Betrachtet man die Ausgaben der Parteien für Werbung auf den Meta-Plattformen bis Anfang Juni etwas genauer, so wie es Fabio Votta getan hat, fällt auf, dass ein Großteil des Geldes in “detaillierte Kategorien” fließt. Durch solche Kategorien können Personen genauer erreicht werden, die sich für bestimmte Themen interessieren. Zugleich wurden Menschen mit gewissen Interessen von manchen Anzeigen gezielt exkludiert, zum Beispiel bei einer Vorliebe für politisch rechtsgerichtete Bands. Bei Who targets me wird zudem deutlich, dass die Ausgaben von Anfang April bis kurz vor der Wahl stark anstiegen: Volt, Grüne, CDU, FDP und BSW gaben hier jeweils sechsstellige Summen aus, während die AfD auf Facebook und Instagram vergleichsweise wenig Werbung schaltete.

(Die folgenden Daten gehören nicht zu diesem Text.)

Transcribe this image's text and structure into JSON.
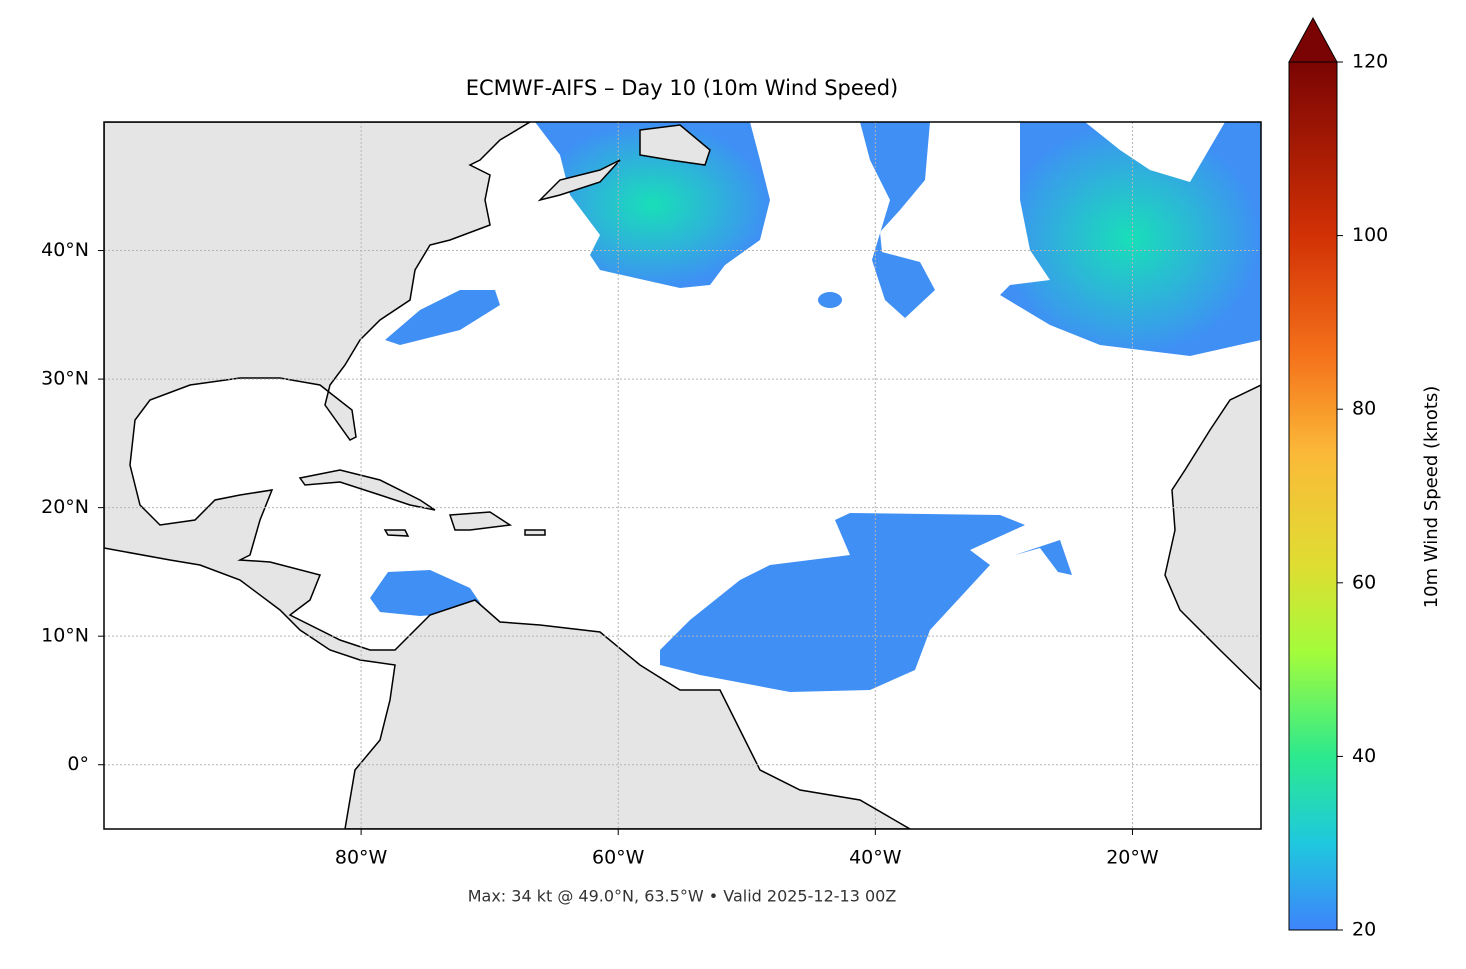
{
  "title": "ECMWF-AIFS – Day 10 (10m Wind Speed)",
  "footer": "Max: 34 kt @ 49.0°N, 63.5°W • Valid 2025-12-13 00Z",
  "map": {
    "lonlim": [
      -100,
      -10
    ],
    "latlim": [
      -5,
      50
    ],
    "lonticks": [
      {
        "value": -80,
        "label": "80°W"
      },
      {
        "value": -60,
        "label": "60°W"
      },
      {
        "value": -40,
        "label": "40°W"
      },
      {
        "value": -20,
        "label": "20°W"
      }
    ],
    "latticks": [
      {
        "value": 0,
        "label": "0°"
      },
      {
        "value": 10,
        "label": "10°N"
      },
      {
        "value": 20,
        "label": "20°N"
      },
      {
        "value": 30,
        "label": "30°N"
      },
      {
        "value": 40,
        "label": "40°N"
      }
    ],
    "grid": true
  },
  "colorbar": {
    "label": "10m Wind Speed (knots)",
    "lim": [
      20,
      120
    ],
    "ticks": [
      20,
      40,
      60,
      80,
      100,
      120
    ],
    "extend": "max"
  }
}
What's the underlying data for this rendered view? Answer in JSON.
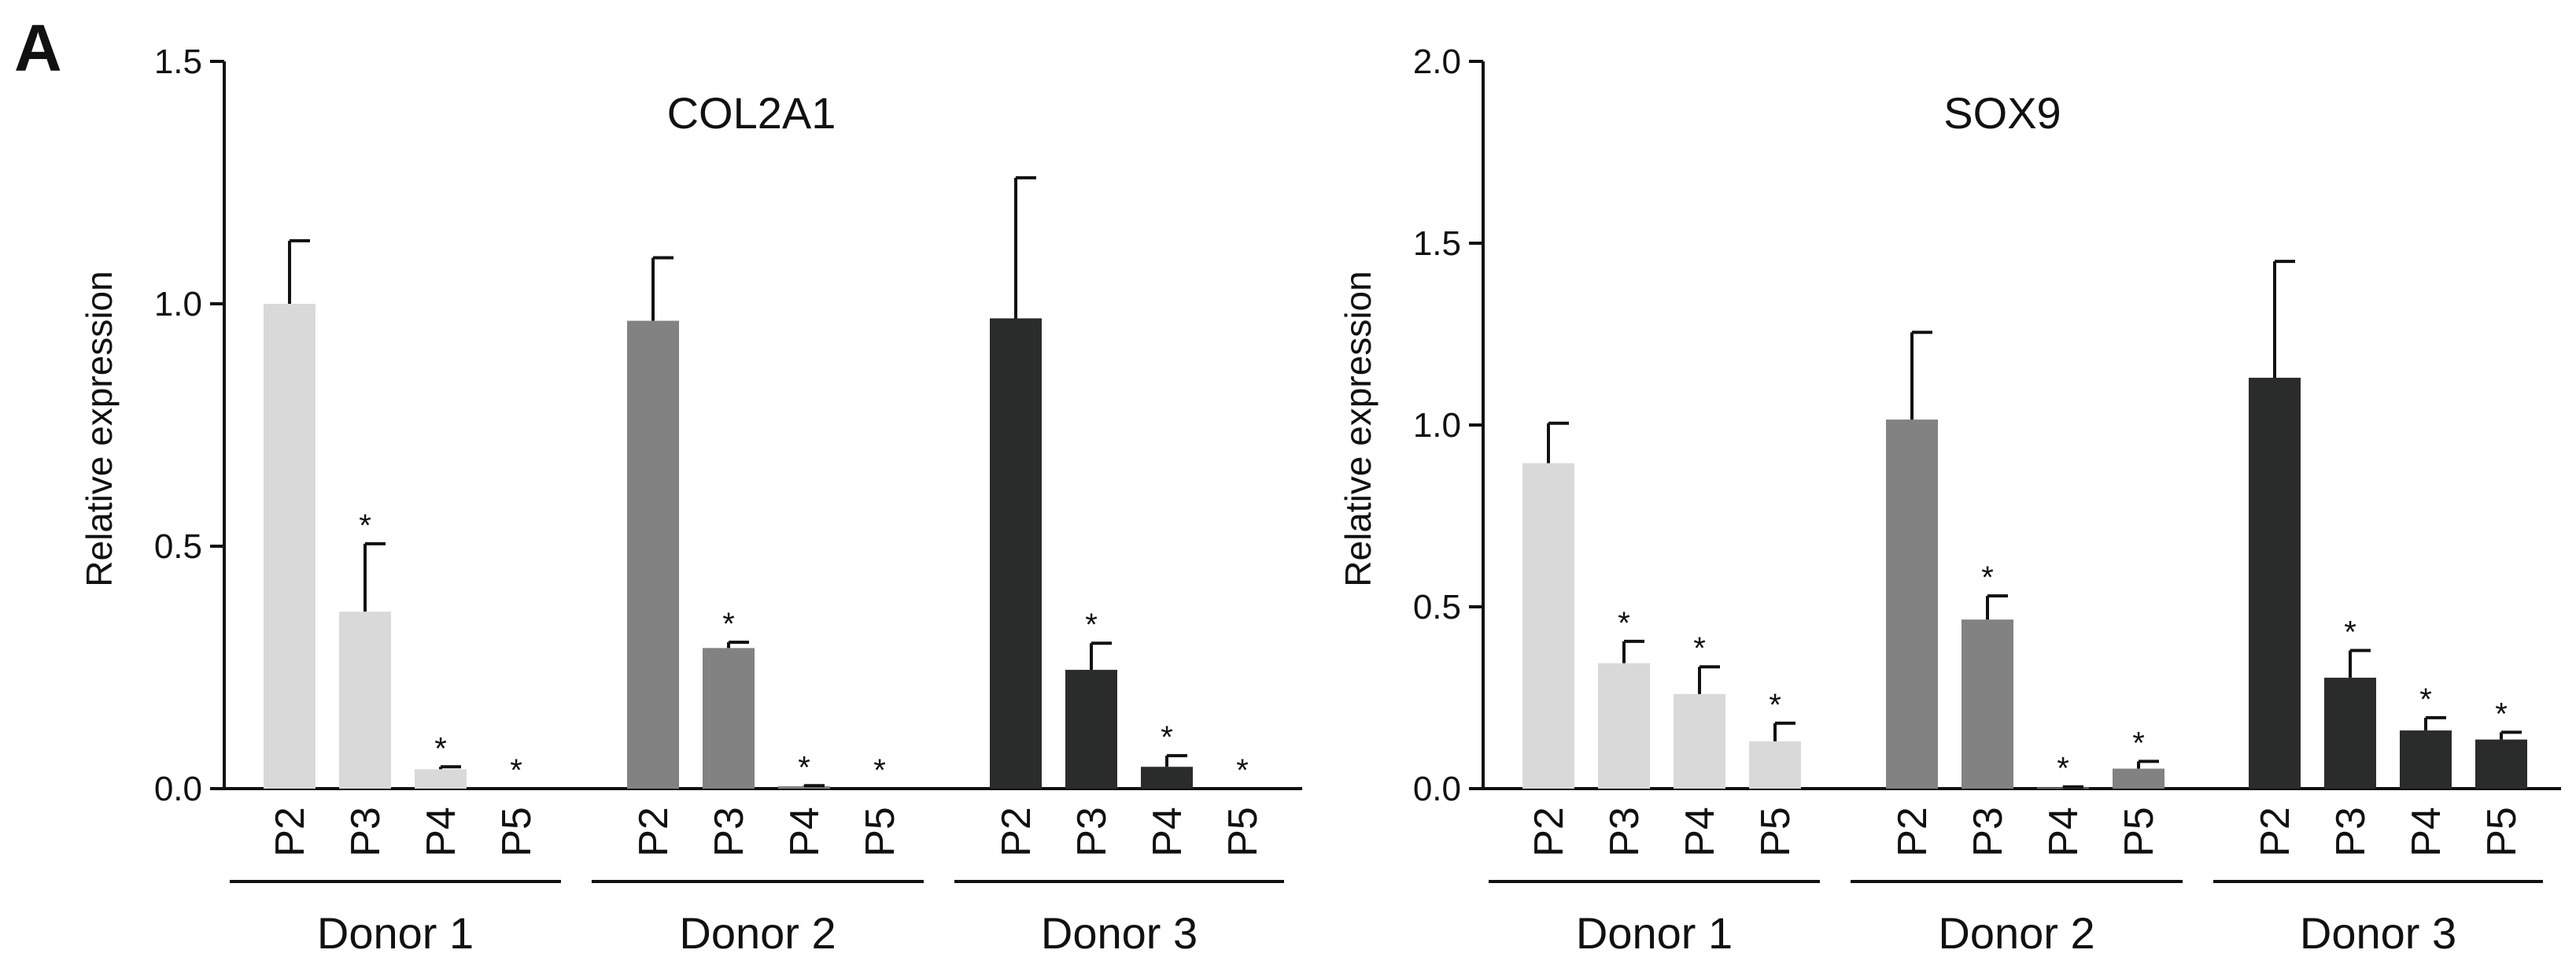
{
  "panel_label": "A",
  "colors": {
    "donor1": "#d9d9d9",
    "donor2": "#828282",
    "donor3": "#2a2c2b",
    "axis": "#111111"
  },
  "chart_data": [
    {
      "type": "bar",
      "title": "COL2A1",
      "ylabel": "Relative expression",
      "xlabel": "",
      "ylim": [
        0,
        1.5
      ],
      "yticks": [
        "0.0",
        "0.5",
        "1.0",
        "1.5"
      ],
      "categories": [
        "P2",
        "P3",
        "P4",
        "P5"
      ],
      "series": [
        {
          "name": "Donor 1",
          "values": [
            1.0,
            0.365,
            0.04,
            0.0
          ],
          "errors": [
            0.13,
            0.14,
            0.005,
            0.0
          ],
          "significant": [
            false,
            true,
            true,
            true
          ]
        },
        {
          "name": "Donor 2",
          "values": [
            0.965,
            0.29,
            0.005,
            0.0
          ],
          "errors": [
            0.13,
            0.012,
            0.001,
            0.0
          ],
          "significant": [
            false,
            true,
            true,
            true
          ]
        },
        {
          "name": "Donor 3",
          "values": [
            0.97,
            0.245,
            0.045,
            0.0
          ],
          "errors": [
            0.29,
            0.055,
            0.023,
            0.0
          ],
          "significant": [
            false,
            true,
            true,
            true
          ]
        }
      ],
      "significance_marker": "*"
    },
    {
      "type": "bar",
      "title": "SOX9",
      "ylabel": "Relative expression",
      "xlabel": "",
      "ylim": [
        0,
        2.0
      ],
      "yticks": [
        "0.0",
        "0.5",
        "1.0",
        "1.5",
        "2.0"
      ],
      "categories": [
        "P2",
        "P3",
        "P4",
        "P5"
      ],
      "series": [
        {
          "name": "Donor 1",
          "values": [
            0.895,
            0.345,
            0.26,
            0.13
          ],
          "errors": [
            0.11,
            0.06,
            0.075,
            0.05
          ],
          "significant": [
            false,
            true,
            true,
            true
          ]
        },
        {
          "name": "Donor 2",
          "values": [
            1.015,
            0.465,
            0.003,
            0.055
          ],
          "errors": [
            0.24,
            0.065,
            0.002,
            0.02
          ],
          "significant": [
            false,
            true,
            true,
            true
          ]
        },
        {
          "name": "Donor 3",
          "values": [
            1.13,
            0.305,
            0.16,
            0.135
          ],
          "errors": [
            0.32,
            0.075,
            0.035,
            0.02
          ],
          "significant": [
            false,
            true,
            true,
            true
          ]
        }
      ],
      "significance_marker": "*"
    }
  ]
}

Plattform ist nicht gleich Plattform
Dass die unterschiedliche Bespielung der Plattformen durch die Parteien durchaus sinnvoll ist, zeigt eine Kurzanalyse zur politischen Informationsnutzung, die Kommunikationswissenschaftler Pablo Jost vorgelegt hat. Demnach nutzen Menschen ab 18 Jahren mit AfD-Präferenz eher TikTok und weniger Instagram sowie TV/Nachrichten, um sich politisch zu informieren. Diese Unterschiede werden besonders deutlich, wenn man die übrigen Ergebnisse von Parteineigungen und Infonutzung betrachtet: So nutzen Anhänger:innen der CDU offenbar stärker Tageszeitungen zur Information als die Wähler:innen der übrigen Parteien, während AfD-Anhänger:innen nach TikTok auch auf Facebook und X/Twitter häufiger als der Durchschnitt zurückgreifen. Um diese Zusammenhänge zu bestätigen, sind laut Jost allerdings weitere Untersuchungen mit längerfristigen Daten notwendig.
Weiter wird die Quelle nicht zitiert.